Avec l’autorité de l’autosatisfaction,
tout le monde s’y est mis, à commencer par les socialistes, pour
enfanter cette tragédie française, sur fond de chômage, d’exclusion
et d’illettrisme, avec son million d’enfants pauvres et ses
banlieues à la dérive. Sans parler du décrochage économique :
la richesse nationale par habitant était 15 % plus élevée en
France qu’en Grande-Bretagne, il y a dix ans ; elle est tombée
à 5 % de moins. Chirac ne saurait être le seul accusé de ce
procès en impéritie qu’il faudra bien instruire un jour.

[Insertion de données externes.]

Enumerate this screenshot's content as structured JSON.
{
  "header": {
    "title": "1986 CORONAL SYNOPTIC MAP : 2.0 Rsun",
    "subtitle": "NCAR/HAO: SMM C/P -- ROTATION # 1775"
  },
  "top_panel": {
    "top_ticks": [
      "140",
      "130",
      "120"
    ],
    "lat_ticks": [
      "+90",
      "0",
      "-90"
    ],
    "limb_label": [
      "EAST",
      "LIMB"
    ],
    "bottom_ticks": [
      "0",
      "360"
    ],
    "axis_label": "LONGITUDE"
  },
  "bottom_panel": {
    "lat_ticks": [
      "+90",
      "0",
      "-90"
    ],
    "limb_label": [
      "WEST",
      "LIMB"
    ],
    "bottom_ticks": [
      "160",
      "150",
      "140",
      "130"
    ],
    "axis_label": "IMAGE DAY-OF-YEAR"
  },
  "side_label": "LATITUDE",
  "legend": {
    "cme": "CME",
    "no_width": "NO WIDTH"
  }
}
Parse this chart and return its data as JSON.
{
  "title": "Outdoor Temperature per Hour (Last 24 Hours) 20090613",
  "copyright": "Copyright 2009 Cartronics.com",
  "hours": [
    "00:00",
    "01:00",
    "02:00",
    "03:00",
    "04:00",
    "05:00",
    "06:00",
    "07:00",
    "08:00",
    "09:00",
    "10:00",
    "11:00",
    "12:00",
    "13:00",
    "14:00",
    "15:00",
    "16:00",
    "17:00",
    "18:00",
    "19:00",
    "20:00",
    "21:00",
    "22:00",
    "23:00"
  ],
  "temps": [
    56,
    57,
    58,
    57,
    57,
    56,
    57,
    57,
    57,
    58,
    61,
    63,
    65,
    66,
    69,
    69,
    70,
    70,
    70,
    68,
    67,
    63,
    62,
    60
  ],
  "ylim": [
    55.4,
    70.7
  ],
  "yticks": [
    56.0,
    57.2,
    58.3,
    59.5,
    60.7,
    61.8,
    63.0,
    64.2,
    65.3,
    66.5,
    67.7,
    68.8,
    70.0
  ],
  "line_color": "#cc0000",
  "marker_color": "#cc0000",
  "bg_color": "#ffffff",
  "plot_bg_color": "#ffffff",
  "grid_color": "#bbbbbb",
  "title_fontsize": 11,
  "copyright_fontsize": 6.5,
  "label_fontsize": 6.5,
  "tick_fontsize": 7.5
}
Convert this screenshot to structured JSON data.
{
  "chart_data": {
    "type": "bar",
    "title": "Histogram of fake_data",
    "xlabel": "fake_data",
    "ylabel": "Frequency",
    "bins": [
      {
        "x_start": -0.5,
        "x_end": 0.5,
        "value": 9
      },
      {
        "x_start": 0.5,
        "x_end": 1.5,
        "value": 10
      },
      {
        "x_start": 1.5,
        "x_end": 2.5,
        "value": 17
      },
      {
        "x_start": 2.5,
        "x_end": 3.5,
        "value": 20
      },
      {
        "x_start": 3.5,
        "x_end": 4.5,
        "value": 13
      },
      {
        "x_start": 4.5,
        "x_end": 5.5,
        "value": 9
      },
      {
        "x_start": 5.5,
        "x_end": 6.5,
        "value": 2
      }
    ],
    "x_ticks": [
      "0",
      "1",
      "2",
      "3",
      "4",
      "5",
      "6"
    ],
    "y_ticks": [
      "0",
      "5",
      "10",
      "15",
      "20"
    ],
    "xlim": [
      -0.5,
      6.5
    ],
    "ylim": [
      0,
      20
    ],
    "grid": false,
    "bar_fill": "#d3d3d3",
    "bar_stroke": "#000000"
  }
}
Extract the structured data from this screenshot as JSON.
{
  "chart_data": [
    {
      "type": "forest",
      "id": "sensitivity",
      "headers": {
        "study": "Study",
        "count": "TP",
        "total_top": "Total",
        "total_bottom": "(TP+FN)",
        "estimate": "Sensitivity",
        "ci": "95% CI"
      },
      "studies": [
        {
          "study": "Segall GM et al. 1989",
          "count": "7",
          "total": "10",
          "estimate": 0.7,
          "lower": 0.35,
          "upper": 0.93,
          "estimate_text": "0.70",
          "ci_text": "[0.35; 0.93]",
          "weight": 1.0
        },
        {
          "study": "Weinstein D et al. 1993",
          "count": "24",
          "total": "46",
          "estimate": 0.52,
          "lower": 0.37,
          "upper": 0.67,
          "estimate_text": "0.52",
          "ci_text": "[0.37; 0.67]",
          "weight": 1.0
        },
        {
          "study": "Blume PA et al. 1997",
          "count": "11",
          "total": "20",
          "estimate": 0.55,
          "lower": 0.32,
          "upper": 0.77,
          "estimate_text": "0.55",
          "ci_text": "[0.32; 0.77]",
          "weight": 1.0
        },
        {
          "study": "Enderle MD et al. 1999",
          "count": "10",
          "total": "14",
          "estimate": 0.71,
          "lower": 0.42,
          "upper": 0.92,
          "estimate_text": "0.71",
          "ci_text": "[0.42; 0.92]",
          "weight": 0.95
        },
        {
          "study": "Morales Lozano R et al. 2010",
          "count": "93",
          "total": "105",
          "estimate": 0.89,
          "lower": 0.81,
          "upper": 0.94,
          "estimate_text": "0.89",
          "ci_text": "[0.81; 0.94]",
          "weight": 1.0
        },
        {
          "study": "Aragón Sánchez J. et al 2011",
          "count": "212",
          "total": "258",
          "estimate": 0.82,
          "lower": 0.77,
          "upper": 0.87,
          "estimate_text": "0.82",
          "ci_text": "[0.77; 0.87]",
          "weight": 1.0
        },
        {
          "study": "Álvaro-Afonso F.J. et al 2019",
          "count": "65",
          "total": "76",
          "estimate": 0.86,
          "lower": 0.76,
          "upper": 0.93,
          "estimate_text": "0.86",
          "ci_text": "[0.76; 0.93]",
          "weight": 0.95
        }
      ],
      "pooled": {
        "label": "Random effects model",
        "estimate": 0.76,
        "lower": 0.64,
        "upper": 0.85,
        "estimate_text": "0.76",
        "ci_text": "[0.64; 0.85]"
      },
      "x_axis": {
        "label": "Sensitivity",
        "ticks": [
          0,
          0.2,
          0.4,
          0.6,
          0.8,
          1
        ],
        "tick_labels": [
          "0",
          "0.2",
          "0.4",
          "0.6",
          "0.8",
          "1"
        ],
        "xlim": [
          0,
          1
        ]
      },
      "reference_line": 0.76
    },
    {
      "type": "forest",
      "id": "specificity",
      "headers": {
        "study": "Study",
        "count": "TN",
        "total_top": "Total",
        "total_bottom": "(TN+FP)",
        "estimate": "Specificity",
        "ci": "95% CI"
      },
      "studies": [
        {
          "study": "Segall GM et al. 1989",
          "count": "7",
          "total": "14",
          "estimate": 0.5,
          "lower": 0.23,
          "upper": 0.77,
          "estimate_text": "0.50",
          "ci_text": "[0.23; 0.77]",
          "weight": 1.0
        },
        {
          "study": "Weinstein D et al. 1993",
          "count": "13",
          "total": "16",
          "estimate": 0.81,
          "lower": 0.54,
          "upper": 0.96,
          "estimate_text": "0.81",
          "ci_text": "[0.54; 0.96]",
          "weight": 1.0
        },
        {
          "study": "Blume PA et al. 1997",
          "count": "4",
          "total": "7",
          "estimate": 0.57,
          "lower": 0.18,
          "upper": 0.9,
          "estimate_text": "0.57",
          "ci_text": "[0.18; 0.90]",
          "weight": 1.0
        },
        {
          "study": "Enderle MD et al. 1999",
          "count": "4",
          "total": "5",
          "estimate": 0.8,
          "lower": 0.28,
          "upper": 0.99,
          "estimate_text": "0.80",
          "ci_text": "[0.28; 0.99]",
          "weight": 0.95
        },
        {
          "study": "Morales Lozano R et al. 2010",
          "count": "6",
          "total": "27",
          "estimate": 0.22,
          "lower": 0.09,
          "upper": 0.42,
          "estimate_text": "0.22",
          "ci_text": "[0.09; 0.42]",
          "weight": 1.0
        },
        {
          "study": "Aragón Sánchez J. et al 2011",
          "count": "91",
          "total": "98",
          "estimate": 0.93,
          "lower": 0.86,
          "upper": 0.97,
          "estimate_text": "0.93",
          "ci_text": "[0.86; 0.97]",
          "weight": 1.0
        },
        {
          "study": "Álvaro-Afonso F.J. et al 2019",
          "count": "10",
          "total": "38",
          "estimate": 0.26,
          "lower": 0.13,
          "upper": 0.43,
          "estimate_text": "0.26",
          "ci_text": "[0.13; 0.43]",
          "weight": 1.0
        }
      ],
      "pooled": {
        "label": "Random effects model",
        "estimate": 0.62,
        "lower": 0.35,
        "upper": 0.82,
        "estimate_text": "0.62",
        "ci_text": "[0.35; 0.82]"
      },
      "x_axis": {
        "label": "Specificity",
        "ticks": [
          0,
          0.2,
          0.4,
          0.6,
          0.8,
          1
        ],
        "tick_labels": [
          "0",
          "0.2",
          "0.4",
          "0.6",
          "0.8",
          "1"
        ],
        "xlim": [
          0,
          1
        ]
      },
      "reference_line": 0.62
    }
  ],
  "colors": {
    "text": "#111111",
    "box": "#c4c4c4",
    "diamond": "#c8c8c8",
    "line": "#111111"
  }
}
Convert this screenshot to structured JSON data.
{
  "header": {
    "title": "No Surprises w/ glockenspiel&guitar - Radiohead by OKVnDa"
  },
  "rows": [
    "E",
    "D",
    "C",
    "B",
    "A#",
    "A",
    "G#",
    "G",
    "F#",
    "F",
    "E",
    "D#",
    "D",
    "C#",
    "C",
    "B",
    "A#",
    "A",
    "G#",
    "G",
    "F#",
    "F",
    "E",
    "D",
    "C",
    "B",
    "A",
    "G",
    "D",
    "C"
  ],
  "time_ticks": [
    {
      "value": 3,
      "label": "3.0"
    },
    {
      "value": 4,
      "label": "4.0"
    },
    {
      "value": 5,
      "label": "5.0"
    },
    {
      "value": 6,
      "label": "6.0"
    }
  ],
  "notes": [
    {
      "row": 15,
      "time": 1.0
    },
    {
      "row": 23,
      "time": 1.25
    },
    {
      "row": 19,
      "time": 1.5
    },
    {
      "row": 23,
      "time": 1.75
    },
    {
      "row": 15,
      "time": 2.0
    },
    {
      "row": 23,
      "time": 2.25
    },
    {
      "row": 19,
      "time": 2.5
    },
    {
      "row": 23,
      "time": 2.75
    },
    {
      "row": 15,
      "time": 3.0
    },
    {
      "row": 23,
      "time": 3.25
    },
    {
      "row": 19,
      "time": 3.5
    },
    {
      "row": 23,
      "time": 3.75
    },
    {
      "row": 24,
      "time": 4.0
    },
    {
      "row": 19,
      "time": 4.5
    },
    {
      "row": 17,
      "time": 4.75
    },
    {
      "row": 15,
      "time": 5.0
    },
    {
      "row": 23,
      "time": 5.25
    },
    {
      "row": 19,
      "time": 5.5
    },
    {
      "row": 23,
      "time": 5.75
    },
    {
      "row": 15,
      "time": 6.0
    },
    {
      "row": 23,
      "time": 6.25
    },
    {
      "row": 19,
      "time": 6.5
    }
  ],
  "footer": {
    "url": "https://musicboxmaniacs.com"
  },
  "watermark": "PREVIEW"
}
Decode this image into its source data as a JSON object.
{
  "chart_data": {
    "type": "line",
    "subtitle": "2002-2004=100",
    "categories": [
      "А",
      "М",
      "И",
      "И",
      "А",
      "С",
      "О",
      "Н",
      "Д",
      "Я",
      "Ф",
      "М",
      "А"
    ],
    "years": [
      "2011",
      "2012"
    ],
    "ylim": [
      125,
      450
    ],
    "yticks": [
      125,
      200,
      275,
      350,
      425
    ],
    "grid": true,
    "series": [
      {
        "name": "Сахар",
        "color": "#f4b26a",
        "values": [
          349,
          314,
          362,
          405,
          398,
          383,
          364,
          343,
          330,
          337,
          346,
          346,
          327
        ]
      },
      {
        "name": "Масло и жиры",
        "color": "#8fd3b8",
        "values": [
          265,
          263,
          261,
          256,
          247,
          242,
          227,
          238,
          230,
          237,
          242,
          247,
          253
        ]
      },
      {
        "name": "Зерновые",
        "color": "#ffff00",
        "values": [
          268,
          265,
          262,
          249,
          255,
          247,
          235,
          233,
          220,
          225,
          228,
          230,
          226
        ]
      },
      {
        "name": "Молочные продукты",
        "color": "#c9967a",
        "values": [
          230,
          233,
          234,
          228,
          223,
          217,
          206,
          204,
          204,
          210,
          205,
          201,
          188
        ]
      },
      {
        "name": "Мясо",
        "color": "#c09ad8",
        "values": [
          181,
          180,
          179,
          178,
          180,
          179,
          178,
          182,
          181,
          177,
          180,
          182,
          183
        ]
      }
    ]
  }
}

En attendant, à force d’avoir été abusée
par les uns et les autres, la France souffre désormais d’acédie,
affection de l’âme que saint Thomas d’Aquin définissait
ainsi : « Une tristesse qui produit dans l’esprit une
dépression telle qu’il n’a plus envie de faire quoi que ce soit, à
la manière de ces choses qui, mordues par l’acide, deviennent
toutes froides. Et c’est pourquoi l’acédie produit un certain
dégoût de l’action. »
Français jusqu’à la moelle des os, le
président est lui aussi atteint d’acédie. L’aveuglement n’étant pas
son fort, il ne se fait aucune illusion sur lui-même. D’où ses
troubles psychosomatiques. Moins cynique qu’on le croit, il est
parfois si rempli de nausée qu’il lui faut se lever, en pleine
nuit, pour aller vomir, oui, mais quoi ? Une certaine haine de
soi ? Claude Chirac se souvient de son effarement devant un
costume qu’il avait reçu en cadeau d’anniversaire :
« Mais je ne pourrai jamais le porter, il est trop beau pour
moi ! » Tout semble trop beau pour lui, désormais. Sauf
ses vacances mortelles dans des hôtels cinq étoiles avec
Bernadette. Il s’est donc retranché de la vie, avec son souffle au
cœur, et puni dans la solitude de l’Élysée : emmuré dans son
palais, il y tue le temps qui, à la longue, s’est vengé en
l’enterrant vivant.
Il est comme la France, dont il incarne
si bien la tragédie. Il en a vu d’autres. Il sortira donc un jour
de son sépulcre. Chirac est le genre d’homme que la mort attrape
vivant et debout. Il n’a certes plus l’âge des résurrections. Mais
ces gens-là ne meurent jamais vraiment.